The wind shifted to the southeastward in the night of the 5th, with a strong breeze and heavy rain; and, on the following morning, when the ebb-tide opened the ice a little, a considerable swell was admitted from the sea, causing the ships to strike violently and almost constantly on the masses of ice alongside of them. In this situation they continued for several hours so completely beset as to render it impossible to extricate them, and drifting about at random with the tides. The Hecla was, by a different set of the stream, separated five or six miles from the Fury, while both ships were equally hampered.
On the 13th, both ships’ companies were exercised in firing at a target on the ice, as well for the purpose of giving them occupation as of finding out who were the best shots.
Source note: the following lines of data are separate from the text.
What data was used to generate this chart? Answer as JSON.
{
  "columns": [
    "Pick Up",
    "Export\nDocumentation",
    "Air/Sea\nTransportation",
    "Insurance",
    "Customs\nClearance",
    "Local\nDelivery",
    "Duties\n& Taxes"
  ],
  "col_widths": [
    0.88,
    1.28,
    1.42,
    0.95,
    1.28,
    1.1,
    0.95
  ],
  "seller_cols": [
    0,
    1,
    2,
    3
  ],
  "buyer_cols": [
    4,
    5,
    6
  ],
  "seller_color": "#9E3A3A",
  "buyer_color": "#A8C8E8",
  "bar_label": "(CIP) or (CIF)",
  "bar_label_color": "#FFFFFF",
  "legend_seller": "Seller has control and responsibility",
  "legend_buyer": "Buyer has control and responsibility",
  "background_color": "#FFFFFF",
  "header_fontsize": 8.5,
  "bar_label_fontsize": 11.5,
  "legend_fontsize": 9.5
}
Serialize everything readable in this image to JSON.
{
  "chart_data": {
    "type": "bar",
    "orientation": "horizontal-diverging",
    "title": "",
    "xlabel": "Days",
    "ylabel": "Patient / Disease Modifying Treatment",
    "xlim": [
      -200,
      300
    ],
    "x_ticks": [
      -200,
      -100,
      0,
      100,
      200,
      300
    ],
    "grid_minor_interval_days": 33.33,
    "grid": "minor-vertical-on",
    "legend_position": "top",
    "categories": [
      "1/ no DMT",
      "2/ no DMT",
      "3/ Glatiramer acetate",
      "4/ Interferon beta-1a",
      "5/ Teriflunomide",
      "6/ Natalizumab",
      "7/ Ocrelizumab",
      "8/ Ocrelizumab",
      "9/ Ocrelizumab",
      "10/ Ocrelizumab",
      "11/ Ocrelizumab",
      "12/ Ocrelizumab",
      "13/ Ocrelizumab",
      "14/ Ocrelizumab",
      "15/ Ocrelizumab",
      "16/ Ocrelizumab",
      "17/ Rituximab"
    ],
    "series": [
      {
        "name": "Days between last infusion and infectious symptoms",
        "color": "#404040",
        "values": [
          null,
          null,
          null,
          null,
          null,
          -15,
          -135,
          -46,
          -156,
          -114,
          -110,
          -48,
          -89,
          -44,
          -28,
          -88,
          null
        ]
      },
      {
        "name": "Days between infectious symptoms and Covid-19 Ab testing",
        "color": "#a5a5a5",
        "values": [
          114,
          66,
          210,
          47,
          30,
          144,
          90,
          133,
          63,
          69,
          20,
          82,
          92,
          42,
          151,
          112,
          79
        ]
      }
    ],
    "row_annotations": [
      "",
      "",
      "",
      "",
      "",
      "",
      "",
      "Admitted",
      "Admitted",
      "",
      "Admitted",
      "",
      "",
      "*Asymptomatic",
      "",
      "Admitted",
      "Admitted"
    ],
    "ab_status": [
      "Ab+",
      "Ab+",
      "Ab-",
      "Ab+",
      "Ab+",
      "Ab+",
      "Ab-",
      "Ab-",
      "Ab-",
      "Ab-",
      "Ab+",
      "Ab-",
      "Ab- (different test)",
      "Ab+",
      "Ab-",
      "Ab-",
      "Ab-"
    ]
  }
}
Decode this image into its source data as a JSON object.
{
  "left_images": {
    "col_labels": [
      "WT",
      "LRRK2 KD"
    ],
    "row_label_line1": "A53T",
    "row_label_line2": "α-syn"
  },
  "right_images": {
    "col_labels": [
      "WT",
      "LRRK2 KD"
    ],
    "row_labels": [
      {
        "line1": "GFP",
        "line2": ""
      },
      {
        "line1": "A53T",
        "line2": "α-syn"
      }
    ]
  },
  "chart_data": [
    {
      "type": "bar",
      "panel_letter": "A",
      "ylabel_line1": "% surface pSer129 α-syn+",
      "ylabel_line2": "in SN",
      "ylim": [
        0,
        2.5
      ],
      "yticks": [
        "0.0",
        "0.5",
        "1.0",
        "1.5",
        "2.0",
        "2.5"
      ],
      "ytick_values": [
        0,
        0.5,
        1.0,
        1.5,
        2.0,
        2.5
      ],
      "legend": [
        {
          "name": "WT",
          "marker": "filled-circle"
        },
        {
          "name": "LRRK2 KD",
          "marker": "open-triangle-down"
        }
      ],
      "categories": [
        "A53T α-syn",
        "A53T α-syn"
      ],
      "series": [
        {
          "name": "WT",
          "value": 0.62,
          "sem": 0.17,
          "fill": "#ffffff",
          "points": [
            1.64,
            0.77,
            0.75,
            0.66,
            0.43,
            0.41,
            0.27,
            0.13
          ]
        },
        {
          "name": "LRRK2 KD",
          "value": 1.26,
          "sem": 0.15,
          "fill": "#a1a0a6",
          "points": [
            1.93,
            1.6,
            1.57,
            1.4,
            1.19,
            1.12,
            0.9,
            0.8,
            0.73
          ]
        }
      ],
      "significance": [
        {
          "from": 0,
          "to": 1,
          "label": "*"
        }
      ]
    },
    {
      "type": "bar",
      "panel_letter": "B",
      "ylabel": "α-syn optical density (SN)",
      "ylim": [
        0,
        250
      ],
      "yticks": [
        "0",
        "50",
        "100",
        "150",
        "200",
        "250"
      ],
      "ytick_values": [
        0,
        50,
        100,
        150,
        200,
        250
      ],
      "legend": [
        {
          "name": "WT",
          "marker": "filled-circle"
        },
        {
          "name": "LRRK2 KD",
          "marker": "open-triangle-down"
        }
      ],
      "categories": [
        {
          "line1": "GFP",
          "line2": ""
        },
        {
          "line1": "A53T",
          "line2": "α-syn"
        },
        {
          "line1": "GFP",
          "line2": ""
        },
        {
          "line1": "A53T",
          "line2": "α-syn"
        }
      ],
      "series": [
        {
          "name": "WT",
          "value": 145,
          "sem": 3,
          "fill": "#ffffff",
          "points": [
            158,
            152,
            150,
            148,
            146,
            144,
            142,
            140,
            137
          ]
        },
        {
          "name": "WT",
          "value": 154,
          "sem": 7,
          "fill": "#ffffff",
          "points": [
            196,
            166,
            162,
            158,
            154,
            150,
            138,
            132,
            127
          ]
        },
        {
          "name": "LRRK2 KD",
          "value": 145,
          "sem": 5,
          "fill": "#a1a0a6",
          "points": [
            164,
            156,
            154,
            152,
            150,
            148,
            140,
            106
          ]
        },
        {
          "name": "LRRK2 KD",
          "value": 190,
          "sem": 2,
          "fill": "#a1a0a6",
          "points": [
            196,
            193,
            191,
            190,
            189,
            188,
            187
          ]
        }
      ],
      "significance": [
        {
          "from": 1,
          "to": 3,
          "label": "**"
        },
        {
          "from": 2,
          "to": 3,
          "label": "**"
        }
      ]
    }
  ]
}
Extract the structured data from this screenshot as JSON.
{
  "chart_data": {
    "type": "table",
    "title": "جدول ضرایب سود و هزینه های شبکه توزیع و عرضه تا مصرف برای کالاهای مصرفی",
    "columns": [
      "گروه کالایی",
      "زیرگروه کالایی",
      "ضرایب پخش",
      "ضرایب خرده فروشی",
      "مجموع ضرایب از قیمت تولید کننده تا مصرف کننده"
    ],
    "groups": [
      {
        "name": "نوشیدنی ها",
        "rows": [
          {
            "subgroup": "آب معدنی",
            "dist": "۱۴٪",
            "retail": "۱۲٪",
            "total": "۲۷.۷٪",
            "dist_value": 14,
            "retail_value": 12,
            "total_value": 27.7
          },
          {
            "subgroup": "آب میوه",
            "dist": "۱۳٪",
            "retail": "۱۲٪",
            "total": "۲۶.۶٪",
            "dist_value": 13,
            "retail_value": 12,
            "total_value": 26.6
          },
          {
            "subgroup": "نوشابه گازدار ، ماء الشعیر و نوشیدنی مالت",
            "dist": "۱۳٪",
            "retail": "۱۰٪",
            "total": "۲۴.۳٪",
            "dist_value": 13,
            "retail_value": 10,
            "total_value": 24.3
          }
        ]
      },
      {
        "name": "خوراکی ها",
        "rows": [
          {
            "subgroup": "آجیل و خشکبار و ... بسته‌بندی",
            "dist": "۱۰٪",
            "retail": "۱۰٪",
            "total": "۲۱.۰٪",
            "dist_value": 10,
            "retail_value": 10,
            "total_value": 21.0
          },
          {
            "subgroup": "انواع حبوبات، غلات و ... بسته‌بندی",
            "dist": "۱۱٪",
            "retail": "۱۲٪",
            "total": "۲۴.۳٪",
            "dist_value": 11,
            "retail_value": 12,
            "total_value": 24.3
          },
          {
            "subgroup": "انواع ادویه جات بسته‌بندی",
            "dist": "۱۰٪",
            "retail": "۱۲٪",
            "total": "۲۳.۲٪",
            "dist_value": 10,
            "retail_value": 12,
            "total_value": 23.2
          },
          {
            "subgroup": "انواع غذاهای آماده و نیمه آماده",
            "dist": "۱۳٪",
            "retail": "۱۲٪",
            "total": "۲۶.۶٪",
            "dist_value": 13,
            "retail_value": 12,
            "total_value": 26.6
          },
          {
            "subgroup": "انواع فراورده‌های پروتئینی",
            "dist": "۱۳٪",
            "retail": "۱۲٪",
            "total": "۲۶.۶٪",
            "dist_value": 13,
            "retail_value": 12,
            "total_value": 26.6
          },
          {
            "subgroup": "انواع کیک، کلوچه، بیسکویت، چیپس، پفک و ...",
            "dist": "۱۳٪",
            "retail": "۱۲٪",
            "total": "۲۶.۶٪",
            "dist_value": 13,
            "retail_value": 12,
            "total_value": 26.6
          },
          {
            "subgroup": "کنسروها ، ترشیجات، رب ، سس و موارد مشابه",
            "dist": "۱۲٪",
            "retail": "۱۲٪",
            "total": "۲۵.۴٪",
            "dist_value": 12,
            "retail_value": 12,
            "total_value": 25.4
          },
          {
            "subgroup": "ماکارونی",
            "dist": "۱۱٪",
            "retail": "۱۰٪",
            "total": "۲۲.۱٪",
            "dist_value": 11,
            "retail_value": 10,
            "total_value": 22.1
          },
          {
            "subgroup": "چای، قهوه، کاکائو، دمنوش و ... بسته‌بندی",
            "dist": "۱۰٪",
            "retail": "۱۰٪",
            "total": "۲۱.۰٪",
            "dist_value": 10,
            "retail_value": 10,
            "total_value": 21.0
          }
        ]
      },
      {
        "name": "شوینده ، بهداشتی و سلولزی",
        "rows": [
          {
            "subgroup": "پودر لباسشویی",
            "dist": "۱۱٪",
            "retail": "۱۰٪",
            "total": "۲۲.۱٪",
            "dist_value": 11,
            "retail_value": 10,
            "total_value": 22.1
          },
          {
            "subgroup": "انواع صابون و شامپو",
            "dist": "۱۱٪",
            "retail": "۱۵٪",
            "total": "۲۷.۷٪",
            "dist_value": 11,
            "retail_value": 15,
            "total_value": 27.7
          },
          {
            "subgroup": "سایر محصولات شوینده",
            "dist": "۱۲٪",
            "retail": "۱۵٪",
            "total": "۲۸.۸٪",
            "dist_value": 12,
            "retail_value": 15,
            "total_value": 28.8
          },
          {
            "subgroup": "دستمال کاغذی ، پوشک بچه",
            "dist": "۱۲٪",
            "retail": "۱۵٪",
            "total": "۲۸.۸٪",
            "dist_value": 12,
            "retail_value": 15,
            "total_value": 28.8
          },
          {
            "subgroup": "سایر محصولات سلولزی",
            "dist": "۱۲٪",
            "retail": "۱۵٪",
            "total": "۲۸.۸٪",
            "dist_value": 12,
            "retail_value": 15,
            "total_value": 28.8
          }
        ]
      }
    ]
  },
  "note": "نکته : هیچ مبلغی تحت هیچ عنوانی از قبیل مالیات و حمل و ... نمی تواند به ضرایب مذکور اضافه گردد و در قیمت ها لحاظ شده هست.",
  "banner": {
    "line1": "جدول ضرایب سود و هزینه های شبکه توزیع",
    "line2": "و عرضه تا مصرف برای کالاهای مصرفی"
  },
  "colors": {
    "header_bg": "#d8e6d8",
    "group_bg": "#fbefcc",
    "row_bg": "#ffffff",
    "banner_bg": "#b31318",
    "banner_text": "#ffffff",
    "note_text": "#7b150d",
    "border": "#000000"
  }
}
On the same afternoon we saw two ships beset to the northward, which we supposed to be those bound to the Hudson’s Bay factories. They were joined the next day by a third ship, which afterward proved to be, as we conjectured, the Lord Wellington, having on board settlers for the Red River.
The ice being rather less close on the morning of the 16th, we made sail to the westward at 7.45 A.M., and continued “boring” in that situation the whole day, which enabled us to join the three strange ships. They proved to be, as we had supposed, the Prince of Wales, Eddystone, and Lord Wellington, bound to Hudson’s Bay. I sent a boat to the former to request Mr. Davidson, the master, to come on board, which he immediately did. From him we learned that the Lord Wellington having on board one hundred and sixty settlers for the Red River, principally foreigners, of both sexes and every age, had now been twenty days among the ice, and had been drifted about in various directions at no small risk to the ship. By the Prince of Wales we sent our last letters for our friends in England.